O direito à calúnia
Neste texto, Correia da Fonseca analisa a questão de “sabermos se a prática democrática implica o direito de caluniar…”
Já o víramos reproduzido na imprensa, vímo-lo mais tarde na televisão portuguesa (depois decerto de ter sido divulgado na TV norte-americana), onde seguramente foi mirado por muitos mais pares de olhos: falo do cartoon representando Barack Obama e sua mulher, Michelle, ela «fardada» de terrorista islâmico com algumas ferramentas características dessa actividade bem à vista, ele em trajo islâmico tradicional. Para evitar dúvidas quanto ao significado do desenho, numa lareira situada por detrás de Obama arde uma bandeira dos Estados Unidos da América. Quem sabe da devoção de que é objecto a bandeira norte-americana, profusamente presente por todo o país e também, em adequada redução, nas lapelas de muitos destacados cidadãos norte-americanos, fará uma talvez mais ajustada ideia do impacto que este pormenor do cartoon que foi capa de um número recente de «The New Yorker» pode ter tido. E que, como bem se compreende e aliás desde logo seria previsível, motivou protestos de apoiantes de Obama e porventura do próprio.
Perante os protestos, «The New Yorker» respondeu argumentando que o objectivo da publicação do boneco havia sido não o de, fazendo escala na origem étnica do candidato do Partido Democrático, sugerir uma sua proximidade da causa islâmica e mesmo dos seus métodos radicais, mas sim o de, pelo contrário, ridicularizar os que porventura pretendam cometer essa má acção. Bem se sabe que o papel aceita em silêncio os argumentos e desculpas menos convincentes mas, neste caso, é claro que já se tem visto muito melhor.
Designadamente, o alegado objectivo do desenho não parece ter um vínculo obrigatório com a bandeira USA a arder, imagem susceptível de provocar um frémito de indignação no cidadão norte-americano comum. Porém, e para lá de desculpas mal alinhavadas, não é preciso grande perspicácia para entender que o cartoon consubstancia de facto a sugestão de uma calúnia toscamente abrigada sob o estatuto de uma piada: no mínimo, corresponde a uma advertência: tenham cuidado com esse casal porque há motivos para que não mereçam muita confiança.

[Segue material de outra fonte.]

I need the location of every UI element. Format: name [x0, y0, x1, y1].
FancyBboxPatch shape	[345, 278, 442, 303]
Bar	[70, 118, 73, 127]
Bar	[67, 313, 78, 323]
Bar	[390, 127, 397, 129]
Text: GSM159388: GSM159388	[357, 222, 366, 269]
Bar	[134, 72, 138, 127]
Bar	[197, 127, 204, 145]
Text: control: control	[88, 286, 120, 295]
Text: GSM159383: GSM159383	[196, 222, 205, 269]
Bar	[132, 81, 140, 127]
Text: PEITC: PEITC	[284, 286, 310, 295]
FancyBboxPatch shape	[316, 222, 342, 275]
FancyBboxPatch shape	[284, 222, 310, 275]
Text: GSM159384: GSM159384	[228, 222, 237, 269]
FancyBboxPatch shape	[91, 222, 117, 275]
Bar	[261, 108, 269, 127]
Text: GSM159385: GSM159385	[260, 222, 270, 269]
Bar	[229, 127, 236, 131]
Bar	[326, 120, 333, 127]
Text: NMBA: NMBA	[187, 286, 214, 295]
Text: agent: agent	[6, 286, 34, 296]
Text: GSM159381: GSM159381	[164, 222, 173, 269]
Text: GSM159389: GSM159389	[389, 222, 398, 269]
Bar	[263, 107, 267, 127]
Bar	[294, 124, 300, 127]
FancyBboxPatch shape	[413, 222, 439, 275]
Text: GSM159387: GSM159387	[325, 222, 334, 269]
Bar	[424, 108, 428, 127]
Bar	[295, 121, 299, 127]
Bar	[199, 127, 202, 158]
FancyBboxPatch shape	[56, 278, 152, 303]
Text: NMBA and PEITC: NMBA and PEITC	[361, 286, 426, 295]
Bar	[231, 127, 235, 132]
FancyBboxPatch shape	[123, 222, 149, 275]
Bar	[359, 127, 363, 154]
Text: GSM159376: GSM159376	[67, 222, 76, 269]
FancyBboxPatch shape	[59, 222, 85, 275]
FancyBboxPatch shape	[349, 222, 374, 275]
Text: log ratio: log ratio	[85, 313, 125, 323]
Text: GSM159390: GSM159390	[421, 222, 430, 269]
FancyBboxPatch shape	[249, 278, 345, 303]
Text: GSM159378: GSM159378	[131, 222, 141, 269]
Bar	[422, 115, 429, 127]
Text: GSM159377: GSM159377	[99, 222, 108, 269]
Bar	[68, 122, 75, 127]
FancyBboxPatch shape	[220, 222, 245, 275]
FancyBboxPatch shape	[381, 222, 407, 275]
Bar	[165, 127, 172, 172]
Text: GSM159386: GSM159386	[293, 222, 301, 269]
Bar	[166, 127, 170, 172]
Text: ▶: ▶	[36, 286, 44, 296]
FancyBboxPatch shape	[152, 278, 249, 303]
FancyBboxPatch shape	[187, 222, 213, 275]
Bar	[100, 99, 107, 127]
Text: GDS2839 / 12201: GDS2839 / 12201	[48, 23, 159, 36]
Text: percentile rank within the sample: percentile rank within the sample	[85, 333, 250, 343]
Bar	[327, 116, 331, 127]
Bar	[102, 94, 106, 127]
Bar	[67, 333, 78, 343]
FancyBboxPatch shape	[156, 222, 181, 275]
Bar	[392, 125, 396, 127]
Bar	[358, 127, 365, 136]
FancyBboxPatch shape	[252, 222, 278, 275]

Por cá, e a propósito deste boneco, já se assistiu a que se tenha vindo sustentar que a eventual recusa da sua publicação corresponderia a um acto de censura. Contudo, a questão suscita problemas. De algum modo semelhantes aos provocados pela famosa publicação por um jornal dinamarquês de extrema-direita da caricatura de Maomé com um rastilho de bomba implantado no turbante, mas talvez mais nítidos. A diferença maior decorre de ser factual que o bombismo islâmico actua, sim, invocando o Profeta, ao passo que nenhum indício conhecido permite a suspeita de cumplicidade ou sequer de simpatia de Barack Obama relativamente aos métodos do islamismo combatente. Desta inexistência resulta que o cartoon corresponde de facto a uma calúnia ou à sugestão dela. Feita a sorrir, é certo, em ar de brincadeira, de graça, de ironia. Mas feita. E digo-o sem que seja sequer vagamente militante imaginário da candidatura Obama, sobretudo porque continuo receoso de que ela seja uma forma de permitir a difícil vitória McCain. Mas essa é uma outra estória.
A questão (e é uma questão que se põe mais intensamente se pensarmos na TV, dado o seu superlativo poder mediático) é a de sabermos se a prática democrática implica o direito de caluniar um indivíduo, quer directamente quer abrindo óbvio caminho à calúnia, desde que para tanto se utilizem o humor e o seu estatuto de embalagem inviolável. É claro que quando falo em calúnia não estou a falar da denúncia pública, assumida e responsável, de vícios ou crimes: aí estaremos mesmo perante o cumprimento de um dever cívico. Falo, isso sim, de um suposto ou eventual direito à calúnia, absurdo mas talvez não improvável, quando surja como exercício quase sacralizado de humor crítico. Porque é preciso que a rejeição e mesmo condenação do método não sejam confundidas com o apelo a uma eventual intervenção censória. E que a calúnia não possa transitar pelos media como um direito só por vir sob a forma gracinha.